Cool and refreshing, this vibrant gazpacho is perfect for a hot day. Sweet watermelon meets a subtle chili kick.


Ingredients

Units Scale
  • 1 1/2 lbs (680 g) ripe tomatoes
  • 4 cups (946 ml) seedless watermelon
  • 2 cloves garlic, minced
  • 1/2 large cucumber
  • 1 slice day-old white bread
  • 1/4 cup (59 ml) extra-virgin olive oil
  • 2 tbsp red wine vinegar
  • 1 tbsp freshly squeezed lime juice
  • 1/2 tsp red pepper flakes
  • 1 tsp sea salt
  • 1/4 tsp freshly ground black pepper
  • 1/4 cup (59 ml) lightly toasted shelled pistachios
  • Extra small cubes of watermelon for garnish
  • Fresh basil leaves for garnish
  • Drizzle of extra-virgin olive oil for finishing

Instructions

  1. Prepare the Vegetables:
  2. Peel the tomatoes by scoring an “X” on the bottom, blanching in boiling water for about 30 seconds, then transferring to ice water. Roughly chop the peeled tomatoes, cucumber, and watermelon. Set aside some watermelon for garnish.
  3. Soak the Bread:
  4. Remove the crust from a slice of day-old white bread and soak it briefly in water. Squeeze out excess water.
  5. Blend the Gazpacho:
  6. In a high-powered blender, combine the chopped tomatoes, watermelon, cucumber, garlic, soaked bread, olive oil, red wine vinegar, lime juice, red pepper flakes, salt, and pepper. Blend on low speed, gradually increasing to high, for 1-2 minutes until smooth. Adjust seasoning as needed.
  7. Chill the Soup:
  8. Transfer the gazpacho to a bowl, cover, and refrigerate for at least 1-2 hours until chilled.
  9. Serve the Gazpacho:
  10. Stir the soup, divide it among bowls, and garnish with watermelon, olive oil, basil, and pistachios.

Notes

  • For a smoother gazpacho, strain the blended soup through a fine-mesh sieve before chilling.
  • If you don’t have day-old bread, use a slice of fresh bread and let it soak slightly longer to remove excess moisture.
  • To enhance the sweetness, use a very ripe watermelon; adjust the red pepper flakes according to your spice preference.
  • Prep Time: 20 minutes
  • Chilling Time: 2 hours
  • Category: Main Course
  • Method: No-Cook
  • Cuisine: Spanish-Inspired

Nutrition

  • Serving Size: 1 1/2 cups
  • Calories: 200
  • Sugar: 15
  • Sodium: 150
  • Fat: 12
  • Saturated Fat: 2
  • Unsaturated Fat: 10
  • Trans Fat: 0g
  • Carbohydrates: 25
  • Fiber: 4
  • Protein: 3
  • Cholesterol: 0mg

Frequently Asked Questions

How do I properly peel the tomatoes for the Watermelon Gazpacho?

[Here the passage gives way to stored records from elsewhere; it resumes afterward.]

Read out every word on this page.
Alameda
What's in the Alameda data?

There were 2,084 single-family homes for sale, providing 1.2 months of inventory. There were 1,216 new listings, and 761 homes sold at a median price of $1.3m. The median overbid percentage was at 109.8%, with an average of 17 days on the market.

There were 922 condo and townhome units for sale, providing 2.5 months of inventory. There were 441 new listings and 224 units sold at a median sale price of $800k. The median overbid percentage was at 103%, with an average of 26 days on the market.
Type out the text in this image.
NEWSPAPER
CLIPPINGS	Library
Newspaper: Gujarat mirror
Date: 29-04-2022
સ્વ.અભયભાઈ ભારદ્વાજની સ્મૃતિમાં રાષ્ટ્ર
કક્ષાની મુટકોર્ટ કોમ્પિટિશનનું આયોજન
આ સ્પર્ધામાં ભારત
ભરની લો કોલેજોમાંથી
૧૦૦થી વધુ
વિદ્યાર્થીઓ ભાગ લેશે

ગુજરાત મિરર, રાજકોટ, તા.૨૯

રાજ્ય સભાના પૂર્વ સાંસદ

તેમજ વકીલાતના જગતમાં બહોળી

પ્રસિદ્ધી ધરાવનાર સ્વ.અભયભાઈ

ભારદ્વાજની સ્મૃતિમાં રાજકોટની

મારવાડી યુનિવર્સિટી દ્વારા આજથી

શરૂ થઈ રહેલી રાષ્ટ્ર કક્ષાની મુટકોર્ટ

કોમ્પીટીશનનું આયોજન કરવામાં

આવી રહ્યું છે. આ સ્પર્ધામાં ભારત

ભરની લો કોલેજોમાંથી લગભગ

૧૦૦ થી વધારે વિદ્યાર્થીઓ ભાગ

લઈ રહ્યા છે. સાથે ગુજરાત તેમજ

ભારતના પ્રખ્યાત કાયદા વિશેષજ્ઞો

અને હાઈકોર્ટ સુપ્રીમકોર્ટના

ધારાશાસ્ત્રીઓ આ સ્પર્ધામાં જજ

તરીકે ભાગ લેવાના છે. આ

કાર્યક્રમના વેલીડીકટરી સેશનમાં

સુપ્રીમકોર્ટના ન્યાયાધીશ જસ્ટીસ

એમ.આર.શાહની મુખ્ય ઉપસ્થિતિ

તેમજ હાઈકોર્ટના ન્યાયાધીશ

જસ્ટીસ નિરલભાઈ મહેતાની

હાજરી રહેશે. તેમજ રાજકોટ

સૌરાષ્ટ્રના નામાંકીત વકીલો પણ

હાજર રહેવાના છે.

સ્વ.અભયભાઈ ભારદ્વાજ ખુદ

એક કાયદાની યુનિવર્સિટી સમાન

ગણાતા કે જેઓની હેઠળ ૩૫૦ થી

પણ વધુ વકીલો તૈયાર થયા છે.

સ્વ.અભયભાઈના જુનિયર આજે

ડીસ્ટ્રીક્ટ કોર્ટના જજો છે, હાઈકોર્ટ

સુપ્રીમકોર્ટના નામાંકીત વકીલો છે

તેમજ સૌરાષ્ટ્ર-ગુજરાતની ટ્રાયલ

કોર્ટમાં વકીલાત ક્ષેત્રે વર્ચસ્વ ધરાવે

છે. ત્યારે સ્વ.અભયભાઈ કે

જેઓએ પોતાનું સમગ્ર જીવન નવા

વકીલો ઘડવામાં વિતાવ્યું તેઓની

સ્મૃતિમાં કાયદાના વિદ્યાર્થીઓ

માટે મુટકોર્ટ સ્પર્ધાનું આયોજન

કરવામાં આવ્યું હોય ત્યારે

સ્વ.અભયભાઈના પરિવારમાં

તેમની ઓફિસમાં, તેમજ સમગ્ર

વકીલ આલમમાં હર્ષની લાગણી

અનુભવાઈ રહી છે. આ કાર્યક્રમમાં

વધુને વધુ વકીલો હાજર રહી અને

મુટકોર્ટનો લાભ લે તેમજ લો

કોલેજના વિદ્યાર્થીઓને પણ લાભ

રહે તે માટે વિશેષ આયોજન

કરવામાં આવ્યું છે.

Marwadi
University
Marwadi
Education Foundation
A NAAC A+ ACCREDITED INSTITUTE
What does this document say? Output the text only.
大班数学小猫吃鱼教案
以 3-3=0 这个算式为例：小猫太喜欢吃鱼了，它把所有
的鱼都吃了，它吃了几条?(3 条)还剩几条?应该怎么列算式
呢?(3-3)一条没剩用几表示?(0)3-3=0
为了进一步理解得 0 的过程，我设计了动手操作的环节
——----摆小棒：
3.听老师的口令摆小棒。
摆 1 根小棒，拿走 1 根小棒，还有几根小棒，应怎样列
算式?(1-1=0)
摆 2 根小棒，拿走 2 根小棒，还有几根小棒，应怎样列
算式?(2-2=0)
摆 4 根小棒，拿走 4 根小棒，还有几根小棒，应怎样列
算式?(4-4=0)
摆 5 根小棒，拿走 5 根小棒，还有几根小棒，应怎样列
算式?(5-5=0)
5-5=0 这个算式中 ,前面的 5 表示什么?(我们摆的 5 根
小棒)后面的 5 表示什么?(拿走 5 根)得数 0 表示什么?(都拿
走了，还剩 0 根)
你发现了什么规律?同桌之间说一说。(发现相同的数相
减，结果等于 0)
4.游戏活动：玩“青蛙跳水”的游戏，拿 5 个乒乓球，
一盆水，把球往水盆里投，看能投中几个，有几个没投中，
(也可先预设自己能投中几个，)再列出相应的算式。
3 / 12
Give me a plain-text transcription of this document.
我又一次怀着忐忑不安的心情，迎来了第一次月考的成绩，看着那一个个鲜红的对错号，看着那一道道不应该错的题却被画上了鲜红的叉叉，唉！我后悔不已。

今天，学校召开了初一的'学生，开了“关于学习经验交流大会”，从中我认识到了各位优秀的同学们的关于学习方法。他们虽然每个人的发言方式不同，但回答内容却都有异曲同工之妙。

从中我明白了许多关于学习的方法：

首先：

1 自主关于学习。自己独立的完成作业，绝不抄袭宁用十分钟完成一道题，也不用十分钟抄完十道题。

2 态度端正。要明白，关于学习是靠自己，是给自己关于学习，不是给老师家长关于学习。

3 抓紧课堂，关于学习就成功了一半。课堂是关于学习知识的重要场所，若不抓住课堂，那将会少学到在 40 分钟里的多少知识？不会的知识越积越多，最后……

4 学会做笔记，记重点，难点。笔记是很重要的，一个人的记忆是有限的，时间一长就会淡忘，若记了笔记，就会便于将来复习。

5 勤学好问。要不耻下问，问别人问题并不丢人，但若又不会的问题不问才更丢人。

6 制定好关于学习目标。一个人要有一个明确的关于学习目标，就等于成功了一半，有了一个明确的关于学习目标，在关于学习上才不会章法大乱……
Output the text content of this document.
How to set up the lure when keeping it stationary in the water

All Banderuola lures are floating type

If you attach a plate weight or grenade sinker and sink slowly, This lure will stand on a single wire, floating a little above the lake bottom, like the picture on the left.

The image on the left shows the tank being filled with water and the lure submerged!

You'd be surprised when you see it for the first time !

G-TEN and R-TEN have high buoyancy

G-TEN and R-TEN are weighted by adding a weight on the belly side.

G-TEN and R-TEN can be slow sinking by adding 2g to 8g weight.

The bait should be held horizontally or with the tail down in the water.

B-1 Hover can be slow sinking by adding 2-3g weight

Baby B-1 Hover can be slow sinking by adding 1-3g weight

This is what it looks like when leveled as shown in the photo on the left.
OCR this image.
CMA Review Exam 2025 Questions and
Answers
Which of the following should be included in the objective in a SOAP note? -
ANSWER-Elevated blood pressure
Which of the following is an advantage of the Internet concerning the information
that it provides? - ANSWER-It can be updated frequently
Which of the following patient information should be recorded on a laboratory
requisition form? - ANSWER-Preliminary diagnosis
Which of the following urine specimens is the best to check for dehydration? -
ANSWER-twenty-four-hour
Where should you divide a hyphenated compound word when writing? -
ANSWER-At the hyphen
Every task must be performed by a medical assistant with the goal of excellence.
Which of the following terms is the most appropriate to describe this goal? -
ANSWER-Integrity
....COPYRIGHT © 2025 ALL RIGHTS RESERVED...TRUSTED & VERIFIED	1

Score an ‘X’ on the bottom of each tomato, blanch them in boiling water for about 30 seconds, then transfer them to ice water to cool. The skins will peel off easily.

Can I use fresh bread instead of day-old bread for the gazpacho?

It’s best to use day-old bread for better texture; however, if you only have fresh bread, you can still use it but make sure to soak it briefly in water and squeeze out excess moisture.

What can I use as a garnish besides the extra watermelon cubes?

You can use toasted nuts and fresh herbs, such as basil or cilantro, to add texture and flavor to your Watermelon Gazpacho.